At the core of the AI stack is the model layer, where various open-source models are available, including base-tuned and fine-tuned LLMs tailored for specific tasks or domains. Specialized models, such as those for anomaly detection in biomedical images, also exist. Using open-source models requires implementing an inference engine to run them, with options like Ollama for laptops or vLLM and TensorRT LLM for servers. In contrast, closed models are typically accessed via APIs, which simplifies usage by managing the inference engine and infrastructure but limits customization and control.
The data layer involves sourcing, integrating, and structuring data to enhance AI models. Both open and closed AI solutions share similar components here, such as data connectors, data conversion tools, and retrieval-augmented generation (RAG) pipelines with vector databases. However, open-source tools offer free access, customization, and deployment flexibility, allowing users to run systems on-premises or in public clouds. Closed-source solutions, often commercial and API-based, provide convenience but less control over data privacy and deployment environments.
Orchestration is the layer that manages how AI systems break down tasks, including reasoning, planning, executing tool or function calls, and iterative review to improve responses. Open-source agent frameworks offer extensive customization for these processes, while closed-source platforms provide simpler, API-driven orchestration with less flexibility. This tradeoff highlights the balance between ease of use and the ability to tailor AI behavior precisely to specific needs.

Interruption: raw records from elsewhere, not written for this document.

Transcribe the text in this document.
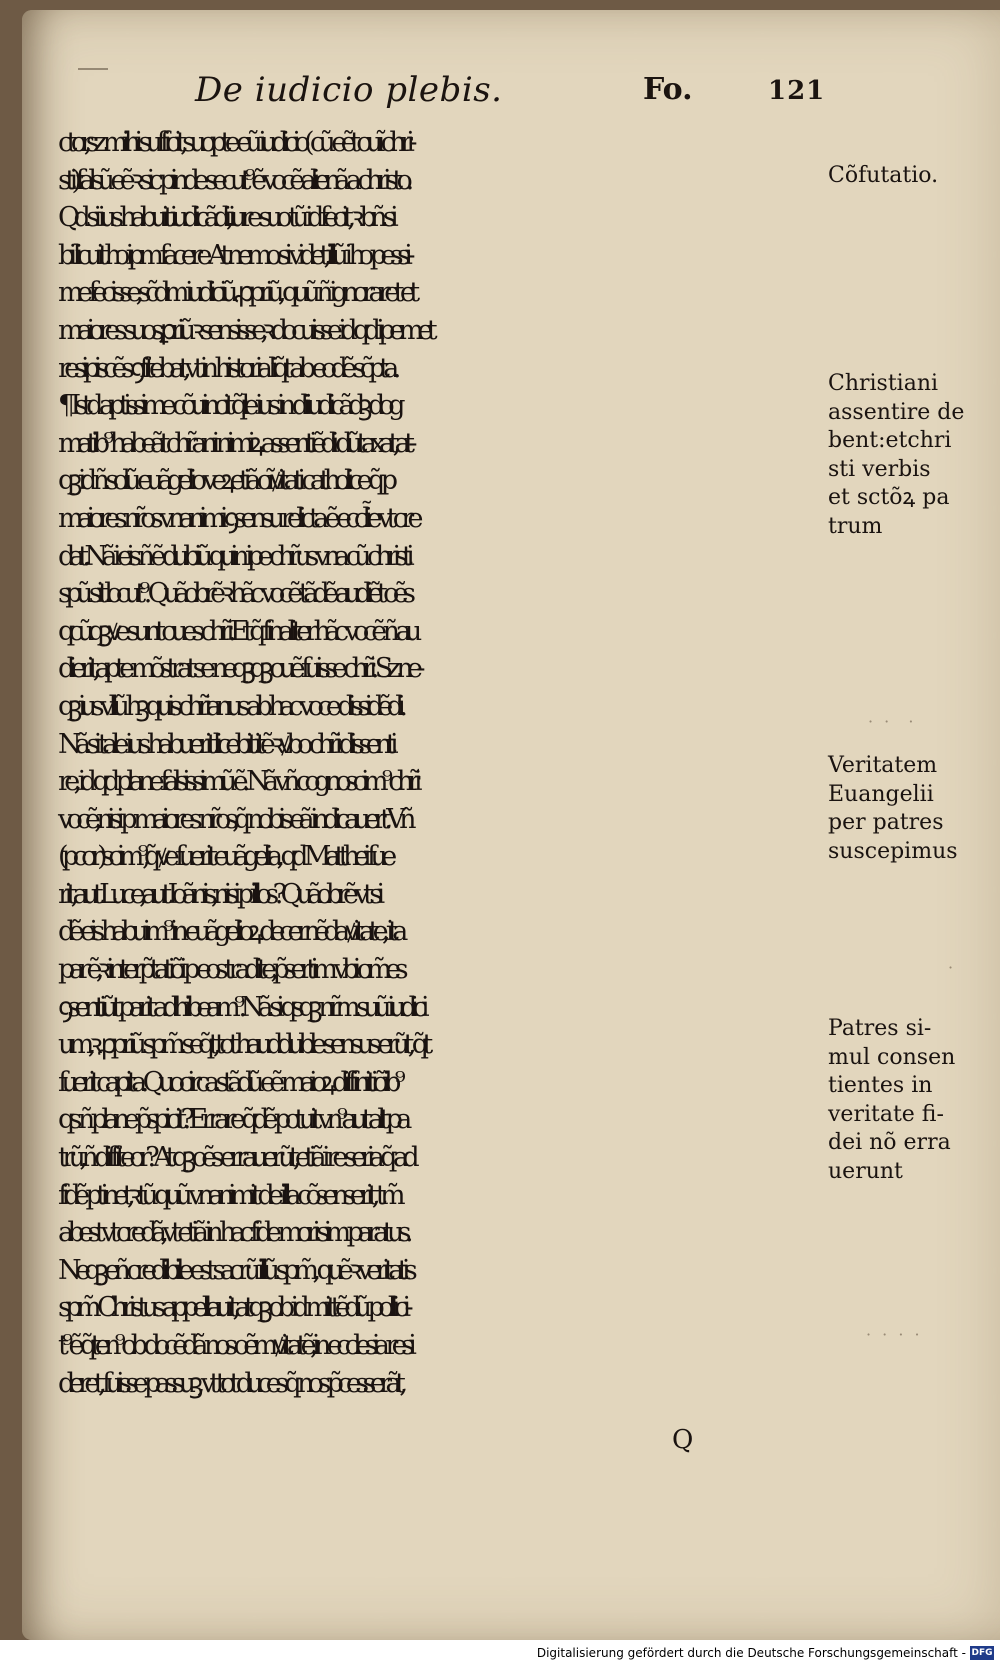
De iudicio plebis.	Fo.	121
ctor,sz mihi sufficit,suopte eũ iudicio( cũ eẽt ouĩ chri-
sti)falsũ eẽ ꝛ sic pinde secut⁹ ẽ vocẽ alienã a christo.
Qd si ius habuit iudicãdi,iure suo tũ id fecit, ꝛ bñ si
bi licuit hↄ ipm facere At nemo si videt,illũ i hↄ pessi-
me fecisse,sc̃dm iudiciũ ꝓpriũ, quũ ñ ignoraret et
maiores suos,ꝑriũ ꝛ sensisse,ꝛ docuisse id qd ipemet
resipiscẽs ꝯfitebat,vt in historia liq̃t ab eodẽ sc̃pta.
¶ Istd aptissime cõuincit q̃le ius in diiudicãdꝫ dog
matib⁹ habeãt chr̃ani nimiꝝ assentiẽdi dũtaxat,at-
qꝫ id ñ solũ euãgelio veꝝetiã oĩ ꝟitati catholice q̃ p
maiores nr̃os vnanimi ꝯsensu relicta ẽ eccl̃ie vt cre
dat.Nã i eis ñ ẽ dubiũ quin ipe chr̃us vna cũ christi
spũ sit locut⁹. Quãobrẽ ꝛ hãc vocẽ tãdẽ audiẽt oẽs
qcũqꝫ ꝟe sunt oues chr̃i.Et q̃ finaliter hãc vocẽ ñ au
dierit,apte mõstrat se neqꝫqꝫ ouẽ fuisse chr̃i. Sz ne-
qꝫ ius vllũ hꝫ quis chr̃ianus ab hac voce dissidẽdi.
Nã si tale ius habuerit licebit itẽ ꝛ ꝟbo chr̃i dissenti
re, id qd plane falsissimũ ẽ. Nã vñ cognoscim⁹ chr̃i
vocẽ,nisi p maiores nr̃os,q̃ nobis eã indicauert.Vñ
(pcor)scim⁹,q̃ ꝟe fuerit euãgelia, qd Matthei fue
rit,aut Luce,aut Ioãnis,nisi p illos?Quãobrẽ vt si
dẽ eis habuim⁹ in euãgelioꝝ decernẽda ꝟitate, ita
par ẽ,ꝛ interp̃tatiõi p eos tradite,p̃sertim vbi om̃es
ꝯsentiũt parit adhibeam⁹.Nã si qsqꝫ nr̃m suũ iudici
um,ꝛ ꝓpriũ spm̃ seq̃t,tot haudduble sensus erũt, q̃t
fuerit capita.Quocirca stãdũ eẽ maioꝝ diffinitiõib⁹
qs ñ plane p̃spicit?Errare q̃dẽ potuit vn⁹aut alt pa
trũ,ñ diffiteor?At qꝫ oẽs errauerũt,etiã i re seria q̃ ad
fidẽ ptinet,ꝛ tũ quũ vnanimit de illa cõsenserit, tm̃
abest vt credã,vt etiã in hac fide mori sim paratus.
Neqꝫ eñ credibile est sacrũ illũ spm̃, quẽ ꝛ veritatis
spm̃ Christus appellauit,atqꝫ ob id mittẽdũ pollici-
t⁹ ẽ q̃ten⁹ ob docẽdã nos oẽm ꝟitatẽ,in ecclesia resi
deret, fuisse passuꝫ, vt tot duces q̃ nos p̃cesserãt,
Cõfutatio.
Christiani
assentire de
bent:etchri
sti verbis
et sctõꝝ pa
trum
Veritatem
Euangelii
per patres
suscepimus
Patres si-
mul consen
tientes in
veritate fi-
dei nõ erra
uerunt
Q
· ·  ·
·
· · · ·
Digitalisierung gefördert durch die Deutsche Forschungsgemeinschaft - DFG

Finally, the application layer defines the user interface for interacting with AI solutions. Open-source options prioritize customizability, with tools like Open Web UI and Anything LLM, as well as rapid setup frameworks like Gradio and Streamlit for quick web-based interfaces. Closed-source approaches typically involve embedding AI directly into proprietary applications, requiring more development effort but potentially offering a seamless user experience. Understanding these layers—models, data, orchestration, and application—helps developers make informed decisions about when to use open versus closed AI components based on their project requirements.